While Madson said he doesn’t plan to continue dancing anytime soon, he noted that he had a great time.
“The chamber worked hard; Central Coast Specialty Foods outdid themselves with the dinner; Michael Carroll was the greatest emcee; and a lot of money was raised for so many great causes,” he said. “(I’m) grateful to be included in such an amazing event.”
Crocker had a similar assessment.
“It was an amazing experience,” she said. “It was a blast to learn, and equally as fun performing. The event was beautiful and we are so looking forward to attending as guests next year.”
Danielle Honea, communications and program director for the Lompoc chamber, said that plans are already underway for next year’s competition.

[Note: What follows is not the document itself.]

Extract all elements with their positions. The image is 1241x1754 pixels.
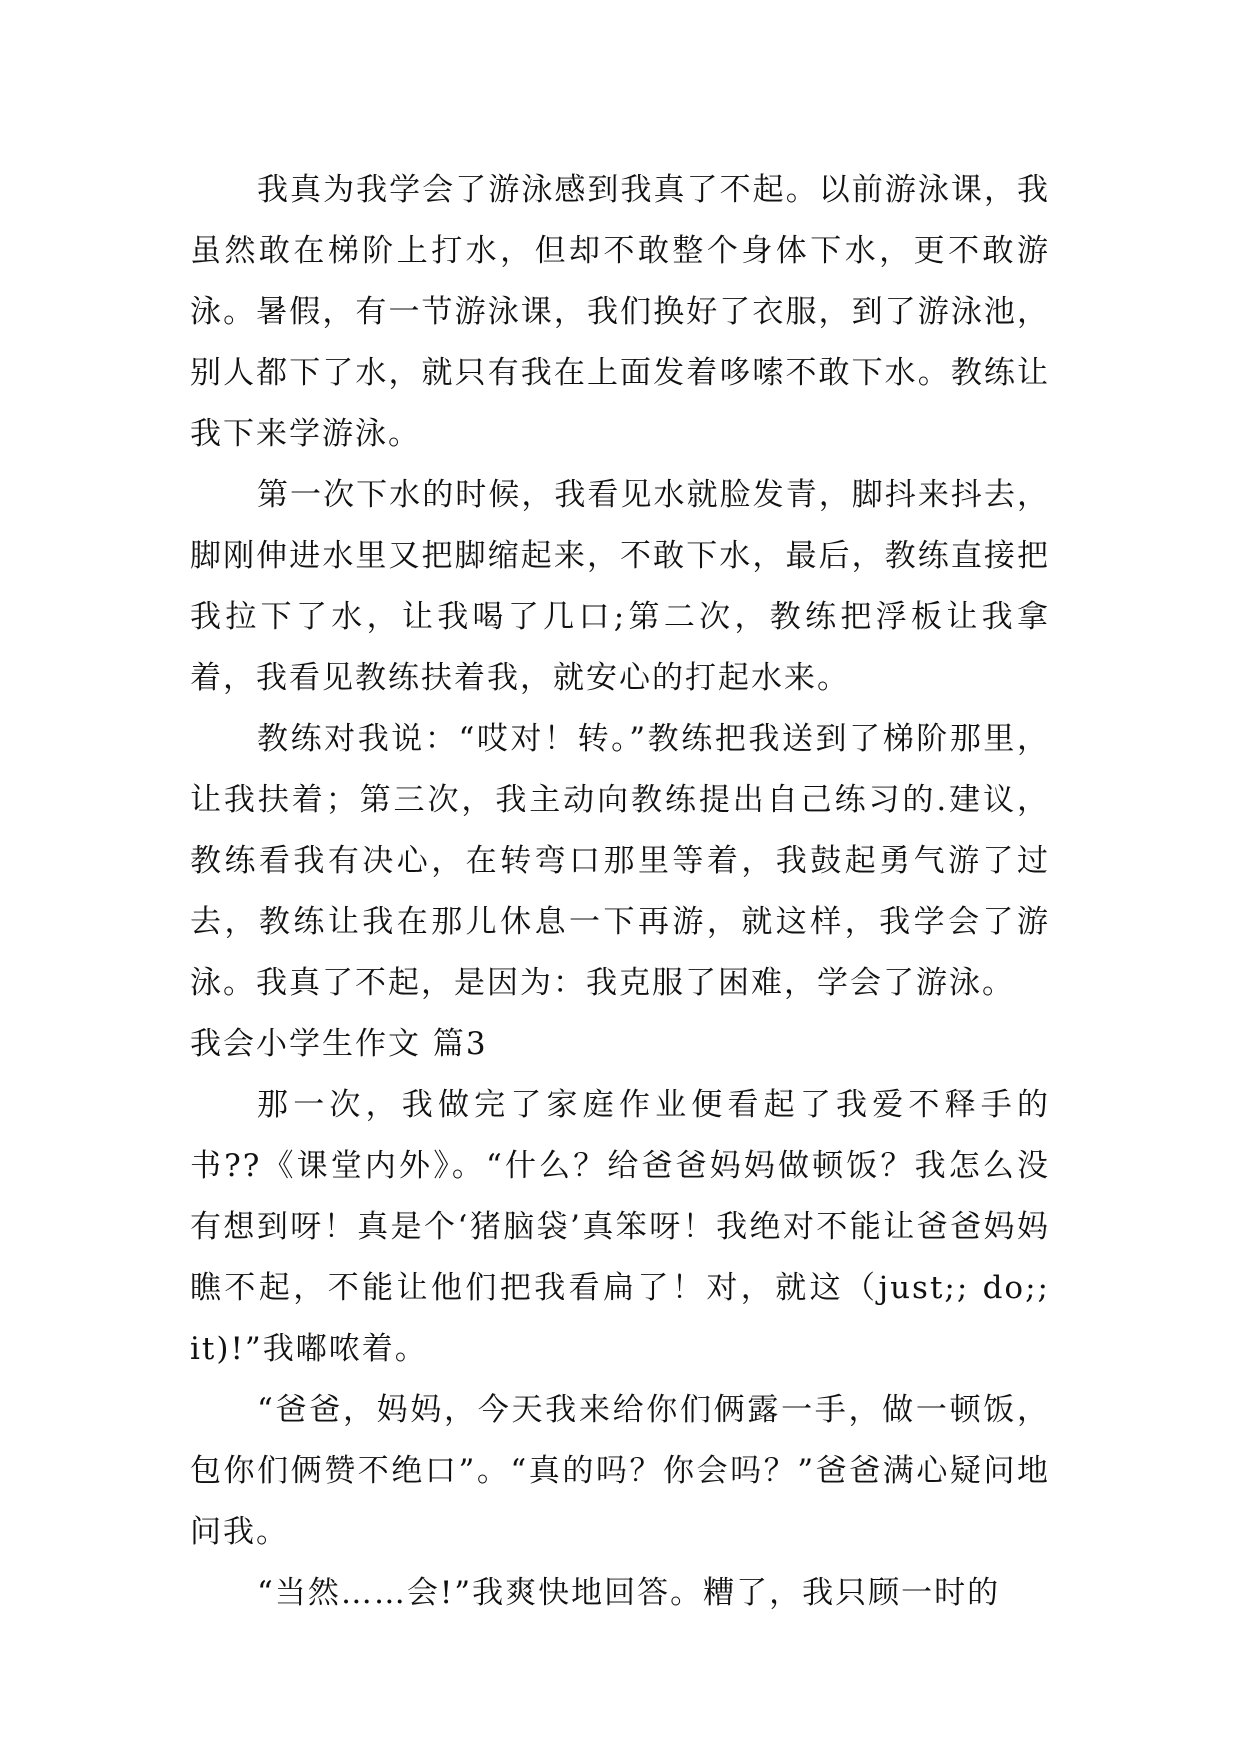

“We already have a few eyes on target for dancers for next year and, also, welcome suggestions from the community,” she said.
Honea indicated this year’s event will be difficult to top.
“I got to individually speak to all the dancers the weeks prior to the event, and not one of them wasn’t nervous — yet once they got onstage, they each rocked their performance,” she said. “Stacy had props on the stage, and her hair and outfit was amazing, and Chuck Madson even flipped his dancer in the air.
"The crowd was also extremely fun," she added. "They were yelling, hooting and hollering.”
Masson Blow took the Mirror Ball trophy in the first Dance Lompoc event in 2017.